When the pictures were taken, he had his way with Judy Dull. Oblige, he commanded, or die. Whimpering at her foolishness, the girl obeyed. As the outside world dimmed through Harvey's window shades, Johnny Glenn raped her several times, binding her limbs at the conclusion of each session. Relaxing, satisfied for the meantime, he made her sit beside him and nuzzle him on the sofa as he watched his favorite TV comedies. A few more shows, he promised, and he'd take her home.

But, Harvey had no intention of taking her anywhere except to a perfect little spot in the desert he had discovered one day while cruising near the vicinity of Indio. Way out, amongst the coyotes, and far, far away from the cops who could send him back behind bars for evermore. Really, he kept telling himself over and over again, he didn't want to kill anyone, but, what else was there to do? He had to have her, had to possess her, had to glutton on her. Damn, it wasn't his fault! And damn it, nobody was going to send him to prison for something he couldn't help.

How else was he supposed to get a woman?

At 10:30 p.m., Harvey announced that he would let her go, but he would have to dump her off out of town for her to find her own way home. She probably reasoned that he wanted time to escape, and she did not argue. Tying her wrists once again, he led her to his car, his gun in one hand as he steered the vehicle down the freeway, south to San Bernardino, east to Mission Road, into the open flatland of Riverside County lit only by stars. He kept on driving, miles more to go, and didn't pause until he had passed Banning and Palm Springs, finally slowing down once he passed Thousand Palms. A hundred miles from Los Angeles, here in the middle of nowhere, he stopped the car. Around them was night and nature.

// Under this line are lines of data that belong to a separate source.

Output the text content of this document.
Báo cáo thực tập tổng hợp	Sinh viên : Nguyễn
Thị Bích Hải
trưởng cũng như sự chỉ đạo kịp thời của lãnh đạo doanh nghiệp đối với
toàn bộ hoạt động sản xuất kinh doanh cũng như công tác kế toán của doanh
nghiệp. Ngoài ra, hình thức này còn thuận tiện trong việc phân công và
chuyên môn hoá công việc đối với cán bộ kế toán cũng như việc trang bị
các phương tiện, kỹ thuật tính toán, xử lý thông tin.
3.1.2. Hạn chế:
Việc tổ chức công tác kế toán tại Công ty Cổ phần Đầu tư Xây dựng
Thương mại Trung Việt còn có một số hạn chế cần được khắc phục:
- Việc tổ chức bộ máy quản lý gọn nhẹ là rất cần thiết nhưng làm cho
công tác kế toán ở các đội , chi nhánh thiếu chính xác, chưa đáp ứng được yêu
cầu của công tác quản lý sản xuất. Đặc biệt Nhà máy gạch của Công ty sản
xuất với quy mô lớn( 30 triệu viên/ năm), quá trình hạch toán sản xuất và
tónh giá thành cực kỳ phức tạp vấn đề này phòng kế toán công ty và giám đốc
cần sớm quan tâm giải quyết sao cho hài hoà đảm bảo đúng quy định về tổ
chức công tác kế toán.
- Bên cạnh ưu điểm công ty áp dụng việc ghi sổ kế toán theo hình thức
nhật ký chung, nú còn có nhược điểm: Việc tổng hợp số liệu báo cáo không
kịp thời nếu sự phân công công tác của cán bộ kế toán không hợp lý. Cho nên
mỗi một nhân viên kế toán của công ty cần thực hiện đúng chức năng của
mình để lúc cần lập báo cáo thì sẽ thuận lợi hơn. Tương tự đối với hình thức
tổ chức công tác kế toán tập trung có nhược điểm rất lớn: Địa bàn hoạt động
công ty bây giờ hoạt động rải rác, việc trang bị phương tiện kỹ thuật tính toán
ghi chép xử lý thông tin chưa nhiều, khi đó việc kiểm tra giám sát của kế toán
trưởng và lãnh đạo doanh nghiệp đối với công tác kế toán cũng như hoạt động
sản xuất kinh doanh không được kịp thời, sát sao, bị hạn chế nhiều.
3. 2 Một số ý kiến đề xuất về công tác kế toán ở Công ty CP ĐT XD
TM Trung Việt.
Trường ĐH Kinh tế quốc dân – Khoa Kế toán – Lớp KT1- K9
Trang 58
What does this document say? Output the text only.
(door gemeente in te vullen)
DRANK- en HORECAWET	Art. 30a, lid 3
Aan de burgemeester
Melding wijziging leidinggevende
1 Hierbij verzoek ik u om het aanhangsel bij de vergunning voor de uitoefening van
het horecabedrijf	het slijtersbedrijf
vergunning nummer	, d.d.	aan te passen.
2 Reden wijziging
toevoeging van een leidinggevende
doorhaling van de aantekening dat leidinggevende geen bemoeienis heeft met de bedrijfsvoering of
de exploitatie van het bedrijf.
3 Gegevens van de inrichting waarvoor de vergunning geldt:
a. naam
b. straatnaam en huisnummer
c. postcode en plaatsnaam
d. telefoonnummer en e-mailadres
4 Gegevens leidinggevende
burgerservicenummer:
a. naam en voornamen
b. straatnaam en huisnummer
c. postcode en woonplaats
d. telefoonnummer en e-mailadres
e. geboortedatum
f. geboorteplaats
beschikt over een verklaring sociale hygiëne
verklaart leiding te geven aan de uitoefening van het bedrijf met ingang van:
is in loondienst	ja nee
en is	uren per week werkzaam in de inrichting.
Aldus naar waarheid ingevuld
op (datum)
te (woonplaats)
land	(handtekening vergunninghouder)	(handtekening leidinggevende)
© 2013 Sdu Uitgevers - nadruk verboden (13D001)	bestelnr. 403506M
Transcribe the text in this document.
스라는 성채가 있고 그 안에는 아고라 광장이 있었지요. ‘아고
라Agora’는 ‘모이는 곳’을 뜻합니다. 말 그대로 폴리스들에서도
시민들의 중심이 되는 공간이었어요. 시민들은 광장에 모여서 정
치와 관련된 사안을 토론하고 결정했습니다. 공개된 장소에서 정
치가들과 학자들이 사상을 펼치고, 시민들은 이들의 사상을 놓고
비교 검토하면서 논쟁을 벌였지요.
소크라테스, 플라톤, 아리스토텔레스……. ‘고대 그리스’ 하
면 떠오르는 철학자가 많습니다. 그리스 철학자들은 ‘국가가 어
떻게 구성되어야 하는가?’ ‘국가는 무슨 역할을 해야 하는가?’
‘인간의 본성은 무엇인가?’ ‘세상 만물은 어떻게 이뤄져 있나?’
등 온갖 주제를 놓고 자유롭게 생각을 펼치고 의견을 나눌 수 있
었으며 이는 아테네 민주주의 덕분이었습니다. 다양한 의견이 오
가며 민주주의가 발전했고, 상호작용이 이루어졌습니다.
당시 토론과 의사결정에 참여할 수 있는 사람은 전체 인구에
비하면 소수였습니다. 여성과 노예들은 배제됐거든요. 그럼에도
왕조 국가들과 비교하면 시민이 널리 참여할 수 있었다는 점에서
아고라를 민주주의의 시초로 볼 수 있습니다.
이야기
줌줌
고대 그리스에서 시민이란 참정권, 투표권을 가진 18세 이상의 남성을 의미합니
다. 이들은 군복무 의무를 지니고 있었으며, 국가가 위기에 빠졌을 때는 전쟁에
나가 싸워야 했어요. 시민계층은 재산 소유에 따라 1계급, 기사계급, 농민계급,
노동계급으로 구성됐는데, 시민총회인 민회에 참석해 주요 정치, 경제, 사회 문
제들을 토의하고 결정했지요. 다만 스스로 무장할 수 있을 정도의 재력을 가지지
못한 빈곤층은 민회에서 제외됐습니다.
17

Pulling Dull from the car, he acted as if he was about to untie her. She sighed. Then, in a single move, he lassoed her neck, shoved her to her knees, twirled her on her belly and rung the other loop of the cord around her ankles. Pulling up, her body snapped below him. A single groan, she was dead.

But, Harvey needed a few more photos by flash, something to remember his conquest. He molded Dull like a clay figure; an arm here, an arm there, a leg spread, a knee turned this way. Dead no matter how she was shaped. He wanted it to appear that way.

Of the victim's death photos, Dr. Keppel adds, "They were even more horrifying to police (than the in-life ones) because they revealed Glatman's true nature. They showed the ways the killer had positioned his victims, and the psychological depravity they evidenced was deeply revolting. That a human being could so reveal the depths of his own weakness and feelings of insignificance through photographs was something investigators had not seen before."